The Act also recognises that mediation (including all communications, documents, notes and records prepared for it) is completely confidential and that no details of the mediation may be disclosed either in subsequent court proceedings or for any other purpose. The confidential nature of mediation is one of its key attractions for parties with concerns about having to disclose commercially sensitive information and serves as a welcome alternative to the resolution of disputes in public through the courts system.

Parties to mediation will retain full control over the process and are free to agree among themselves a form of mediation which suits their particular requirements. It is a matter for the parties to determine if and when a mediation settlement has been reached and whether it is intended to be enforceable as between them. However, as a default, the Act provides that any mediation settlement will be binding unless agreed otherwise and it will be open to either party to apply to court to enforce its terms.

The Act also introduces a statutory duty which obligates both the parties and the mediator to make every reasonable effort to conclude the mediation expeditiously and in a manner which is likely to keep costs at a minimum. For the purposes of the Statute of Limitations, the Act provides that time will not run against a claimant from the date on which an agreement to mediate has been signed and while the mediation is in being. Claimants will not therefore suffer any prejudice by attempting to initially resolve a dispute by mediation before resorting to court action.

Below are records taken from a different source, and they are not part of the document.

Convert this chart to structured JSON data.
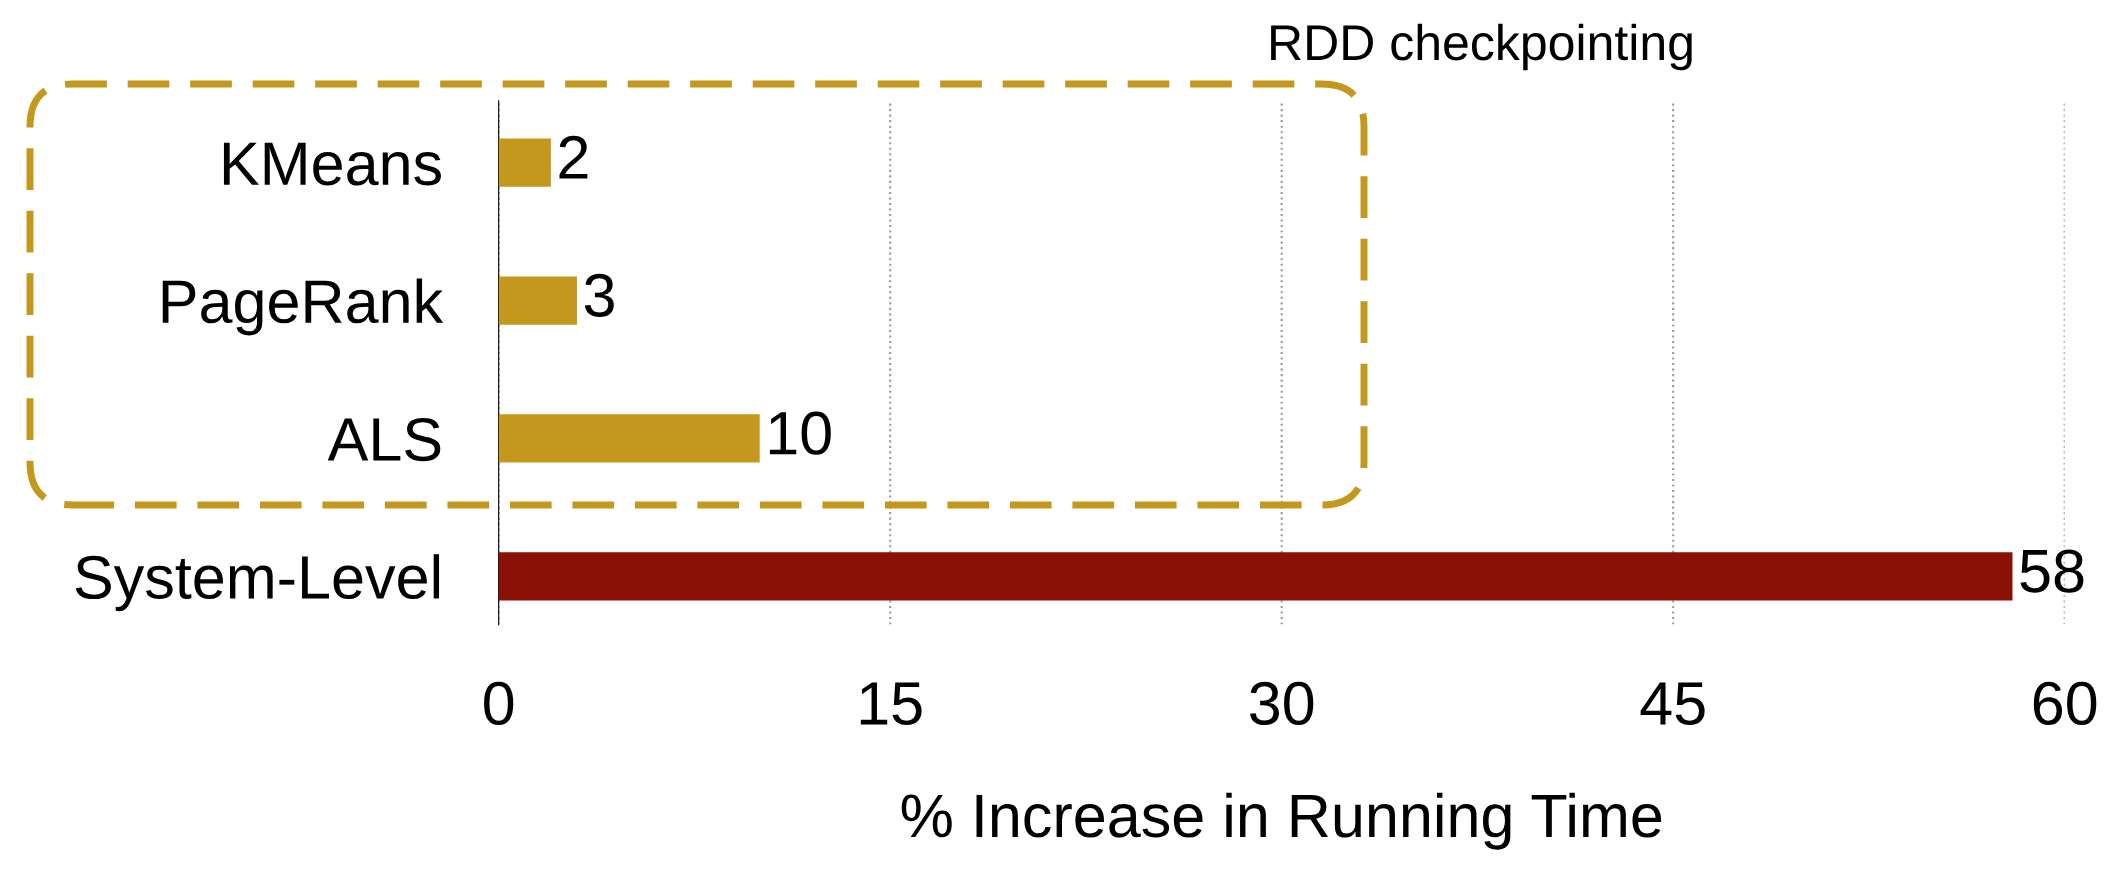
{
  "chart_data": {
    "type": "bar",
    "orientation": "horizontal",
    "xlabel": "% Increase in Running Time",
    "categories": [
      "KMeans",
      "PageRank",
      "ALS",
      "System-Level"
    ],
    "values": [
      2,
      3,
      10,
      58
    ],
    "colors": [
      "#c4981c",
      "#c4981c",
      "#c4981c",
      "#8b1106"
    ],
    "xlim": [
      0,
      60
    ],
    "xticks": [
      0,
      15,
      30,
      45,
      60
    ],
    "grid": "x",
    "data_labels": true,
    "annotations": [
      "RDD checkpointing"
    ]
  }
}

Forms of alternative dispute resolution, particularly arbitration and mediation, have become increasingly popular over the past decade and are now seen as efficient, cost-effective alternatives to pursuing litigation through the courts system. The movement towards mediation in particular is likely to continue following the commencement of the Act which is designed to both incentivise and encourage parties to resolve disputes without having to go through an expensive court process. By placing parties under a statutory obligation to consider mediation from the outset, the Act should also assist with removing any perception that a proposal to mediate might somehow be seen as a sign of weakness on the part of one of the parties.